What is most appealing to me about the Brookhouse approach is that unlike the Kenyan system which functions of the facile position that art isn’t important, this school finds art to be integral to a child’s early education.
“From pre-primary all the way up, we teach every (grade level) student art twice a week, and for one hour every session,” says Lisa Bagot, an art teacher at the original Brookhouse campus in Karen.
She adds that children can also major in it for their A-level equivalent, and even two years before that begins, they can focus on it. Then too there’s another “A” level equivalent called BTEC which also has a fulltime focus on fine and applied art.
What was exciting to see in the various displays of the children’s artworks was discovering how proficient and passionate about art that they all seem to be. Some of the most sophisticated works that I saw were photo-shopped images by students like Roland Tegwa and Mehdi Nanji. Both created works that were highly original and startling to the eye.

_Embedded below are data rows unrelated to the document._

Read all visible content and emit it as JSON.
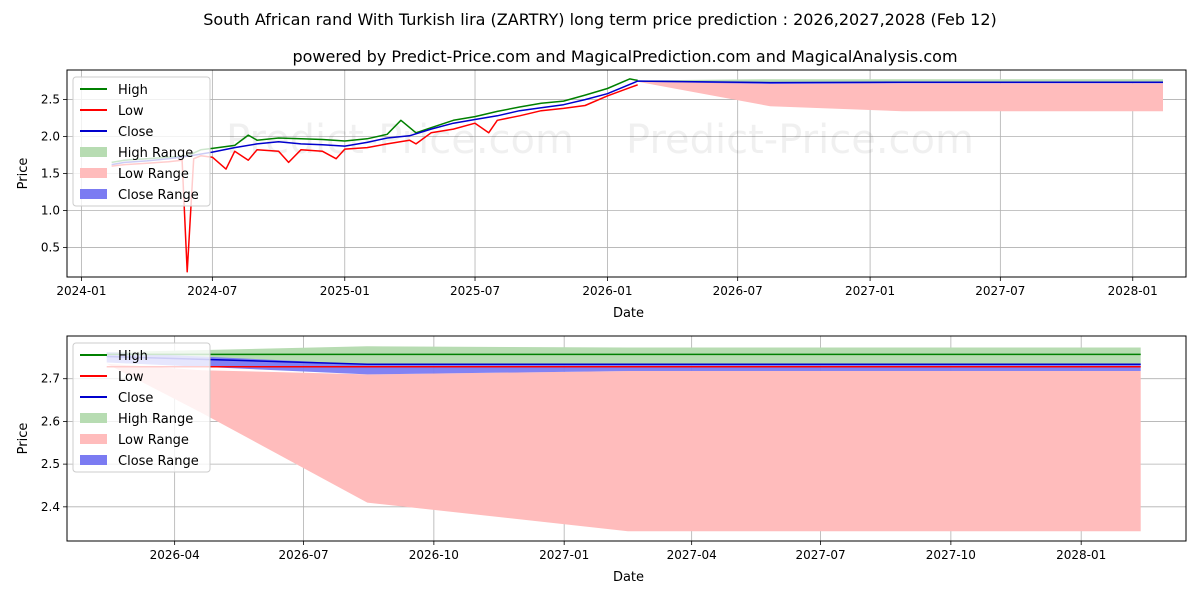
{
  "title": "South African rand With Turkish lira (ZARTRY) long term price prediction : 2026,2027,2028 (Feb 12)",
  "subtitle": "powered by Predict-Price.com and MagicalPrediction.com and MagicalAnalysis.com",
  "watermark": "Predict-Price.com",
  "colors": {
    "high": "#008000",
    "low": "#ff0000",
    "close": "#0000cd",
    "high_range": "#b7dcb2",
    "low_range": "#ffbcbc",
    "close_range": "#7b7bf2",
    "grid": "#b0b0b0"
  },
  "chart_data": [
    {
      "type": "line",
      "panel": "top",
      "xlabel": "Date",
      "ylabel": "Price",
      "xlim": [
        "2023-12-12",
        "2028-03-15"
      ],
      "ylim": [
        0.1,
        2.9
      ],
      "x_ticks": [
        {
          "date": "2024-01-01",
          "label": "2024-01"
        },
        {
          "date": "2024-07-01",
          "label": "2024-07"
        },
        {
          "date": "2025-01-01",
          "label": "2025-01"
        },
        {
          "date": "2025-07-01",
          "label": "2025-07"
        },
        {
          "date": "2026-01-01",
          "label": "2026-01"
        },
        {
          "date": "2026-07-01",
          "label": "2026-07"
        },
        {
          "date": "2027-01-01",
          "label": "2027-01"
        },
        {
          "date": "2027-07-01",
          "label": "2027-07"
        },
        {
          "date": "2028-01-01",
          "label": "2028-01"
        }
      ],
      "y_ticks": [
        {
          "value": 0.5,
          "label": "0.5"
        },
        {
          "value": 1.0,
          "label": "1.0"
        },
        {
          "value": 1.5,
          "label": "1.5"
        },
        {
          "value": 2.0,
          "label": "2.0"
        },
        {
          "value": 2.5,
          "label": "2.5"
        }
      ],
      "legend": [
        "High",
        "Low",
        "Close",
        "High Range",
        "Low Range",
        "Close Range"
      ],
      "legend_position": "upper-left",
      "series": [
        {
          "name": "High",
          "x": [
            "2024-02-12",
            "2024-03-01",
            "2024-04-01",
            "2024-05-01",
            "2024-05-25",
            "2024-06-01",
            "2024-06-15",
            "2024-07-01",
            "2024-08-01",
            "2024-08-20",
            "2024-09-01",
            "2024-10-01",
            "2024-11-01",
            "2024-12-01",
            "2025-01-01",
            "2025-02-01",
            "2025-03-01",
            "2025-03-20",
            "2025-04-10",
            "2025-05-01",
            "2025-06-01",
            "2025-07-01",
            "2025-08-01",
            "2025-09-01",
            "2025-10-01",
            "2025-11-01",
            "2025-12-01",
            "2026-01-01",
            "2026-02-01",
            "2026-02-12"
          ],
          "values": [
            1.65,
            1.68,
            1.7,
            1.72,
            1.74,
            1.76,
            1.82,
            1.84,
            1.88,
            2.02,
            1.95,
            1.98,
            1.97,
            1.96,
            1.94,
            1.97,
            2.03,
            2.22,
            2.05,
            2.12,
            2.22,
            2.27,
            2.34,
            2.4,
            2.45,
            2.48,
            2.56,
            2.65,
            2.78,
            2.76
          ]
        },
        {
          "name": "Low",
          "x": [
            "2024-02-12",
            "2024-03-01",
            "2024-04-01",
            "2024-05-01",
            "2024-05-20",
            "2024-05-27",
            "2024-06-05",
            "2024-06-15",
            "2024-07-01",
            "2024-07-20",
            "2024-08-01",
            "2024-08-20",
            "2024-09-01",
            "2024-10-01",
            "2024-10-15",
            "2024-11-01",
            "2024-12-01",
            "2024-12-20",
            "2025-01-01",
            "2025-02-01",
            "2025-03-01",
            "2025-04-01",
            "2025-04-10",
            "2025-05-01",
            "2025-06-01",
            "2025-07-01",
            "2025-07-20",
            "2025-08-01",
            "2025-09-01",
            "2025-10-01",
            "2025-11-01",
            "2025-12-01",
            "2026-01-01",
            "2026-02-01",
            "2026-02-12"
          ],
          "values": [
            1.6,
            1.62,
            1.64,
            1.66,
            1.68,
            0.17,
            1.7,
            1.74,
            1.72,
            1.56,
            1.8,
            1.68,
            1.82,
            1.8,
            1.65,
            1.82,
            1.8,
            1.7,
            1.83,
            1.85,
            1.9,
            1.95,
            1.9,
            2.05,
            2.1,
            2.18,
            2.05,
            2.22,
            2.28,
            2.35,
            2.38,
            2.42,
            2.55,
            2.66,
            2.7
          ]
        },
        {
          "name": "Close",
          "x": [
            "2024-02-12",
            "2024-03-01",
            "2024-04-01",
            "2024-05-01",
            "2024-06-01",
            "2024-07-01",
            "2024-08-01",
            "2024-09-01",
            "2024-10-01",
            "2024-11-01",
            "2024-12-01",
            "2025-01-01",
            "2025-02-01",
            "2025-03-01",
            "2025-04-01",
            "2025-05-01",
            "2025-06-01",
            "2025-07-01",
            "2025-08-01",
            "2025-09-01",
            "2025-10-01",
            "2025-11-01",
            "2025-12-01",
            "2026-01-01",
            "2026-02-12",
            "2026-08-15",
            "2027-02-15",
            "2028-02-12"
          ],
          "values": [
            1.62,
            1.65,
            1.67,
            1.7,
            1.74,
            1.79,
            1.85,
            1.9,
            1.93,
            1.9,
            1.89,
            1.87,
            1.92,
            1.98,
            2.01,
            2.1,
            2.18,
            2.23,
            2.28,
            2.35,
            2.39,
            2.43,
            2.5,
            2.58,
            2.75,
            2.73,
            2.735,
            2.735
          ]
        }
      ],
      "ranges": [
        {
          "name": "High Range",
          "x": [
            "2026-02-12",
            "2026-08-15",
            "2027-02-15",
            "2028-02-12"
          ],
          "lower": [
            2.75,
            2.73,
            2.735,
            2.735
          ],
          "upper": [
            2.76,
            2.775,
            2.775,
            2.775
          ]
        },
        {
          "name": "Low Range",
          "x": [
            "2026-02-12",
            "2026-08-15",
            "2027-02-15",
            "2028-02-12"
          ],
          "lower": [
            2.74,
            2.41,
            2.343,
            2.343
          ],
          "upper": [
            2.76,
            2.71,
            2.72,
            2.72
          ]
        },
        {
          "name": "Close Range",
          "x": [
            "2026-02-12",
            "2026-08-15",
            "2027-02-15",
            "2028-02-12"
          ],
          "lower": [
            2.74,
            2.71,
            2.72,
            2.72
          ],
          "upper": [
            2.76,
            2.735,
            2.735,
            2.735
          ]
        }
      ]
    },
    {
      "type": "line",
      "panel": "bottom",
      "xlabel": "Date",
      "ylabel": "Price",
      "xlim": [
        "2026-01-15",
        "2028-03-15"
      ],
      "ylim": [
        2.32,
        2.8
      ],
      "x_ticks": [
        {
          "date": "2026-04-01",
          "label": "2026-04"
        },
        {
          "date": "2026-07-01",
          "label": "2026-07"
        },
        {
          "date": "2026-10-01",
          "label": "2026-10"
        },
        {
          "date": "2027-01-01",
          "label": "2027-01"
        },
        {
          "date": "2027-04-01",
          "label": "2027-04"
        },
        {
          "date": "2027-07-01",
          "label": "2027-07"
        },
        {
          "date": "2027-10-01",
          "label": "2027-10"
        },
        {
          "date": "2028-01-01",
          "label": "2028-01"
        }
      ],
      "y_ticks": [
        {
          "value": 2.4,
          "label": "2.4"
        },
        {
          "value": 2.5,
          "label": "2.5"
        },
        {
          "value": 2.6,
          "label": "2.6"
        },
        {
          "value": 2.7,
          "label": "2.7"
        }
      ],
      "legend": [
        "High",
        "Low",
        "Close",
        "High Range",
        "Low Range",
        "Close Range"
      ],
      "legend_position": "upper-left",
      "series": [
        {
          "name": "High",
          "x": [
            "2026-02-12",
            "2028-02-12"
          ],
          "values": [
            2.757,
            2.757
          ]
        },
        {
          "name": "Low",
          "x": [
            "2026-02-12",
            "2028-02-12"
          ],
          "values": [
            2.728,
            2.728
          ]
        },
        {
          "name": "Close",
          "x": [
            "2026-02-12",
            "2026-08-15",
            "2027-02-15",
            "2028-02-12"
          ],
          "values": [
            2.752,
            2.734,
            2.734,
            2.734
          ]
        }
      ],
      "ranges": [
        {
          "name": "High Range",
          "x": [
            "2026-02-12",
            "2026-08-15",
            "2027-02-15",
            "2028-02-12"
          ],
          "lower": [
            2.752,
            2.734,
            2.734,
            2.734
          ],
          "upper": [
            2.762,
            2.776,
            2.773,
            2.773
          ]
        },
        {
          "name": "Low Range",
          "x": [
            "2026-02-12",
            "2026-04-20",
            "2026-08-15",
            "2027-02-15",
            "2028-02-12"
          ],
          "lower": [
            2.735,
            2.62,
            2.41,
            2.343,
            2.343
          ],
          "upper": [
            2.735,
            2.72,
            2.71,
            2.718,
            2.718
          ]
        },
        {
          "name": "Close Range",
          "x": [
            "2026-02-12",
            "2026-08-15",
            "2027-02-15",
            "2028-02-12"
          ],
          "lower": [
            2.738,
            2.71,
            2.718,
            2.718
          ],
          "upper": [
            2.762,
            2.734,
            2.734,
            2.734
          ]
        }
      ]
    }
  ]
}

Mehdi had created a lovely woman whose hair literally “stood on end” even as it looked spiked like a funky musician or a mad woman.
Meanwhile, Ronald’s imaginative image sends out an apparent message -- that man might be more animal than human. We know of course that man is both animal and human in the best sense of the term. What is not immediately clear is that the animal photo-shopped is a panda.
“The hardest job was assembling the (partial) images to blend them together in a way that was also balanced,” says Roland, who at 17 has just completed his A-levels and wants to return to Brookhouse to take the BTEC course for an extra year, eventually to become either a graphic or an interior designer.
One hardly doubts that he will achieve his dreams, especially with teachers like his who are fully invested in seeing him succeed.
What was most impressive about the Brookhouse show is not just the quality of the works, including that five-year-old’s colourful and well-proportioned painting.
It is also the teachers’ understanding that the work they do, promoting creativity as a way of thinking, being and doing, is critical to shaping their students’ futures.
One only wishes that school curriculum developers in Kenya would have a similar commitment to including art as an examinable subject in the national syllabus in a way that is similar to what transpires at Brookhouse.
The contrast between Brookhouse’s innovative approach to teaching art and Kenya’s antiseptic approach to cutting out art education entirely is stunning and very sad. There has been a longstanding debate about the need to “decolonise” Kenyans’ minds when it comes to many sphere of thought. But the debate has yet to heat up related to the crying need to decolonise curriculum developers’ minds about the value of creativity and the virtue of teaching art in Kenyan schools.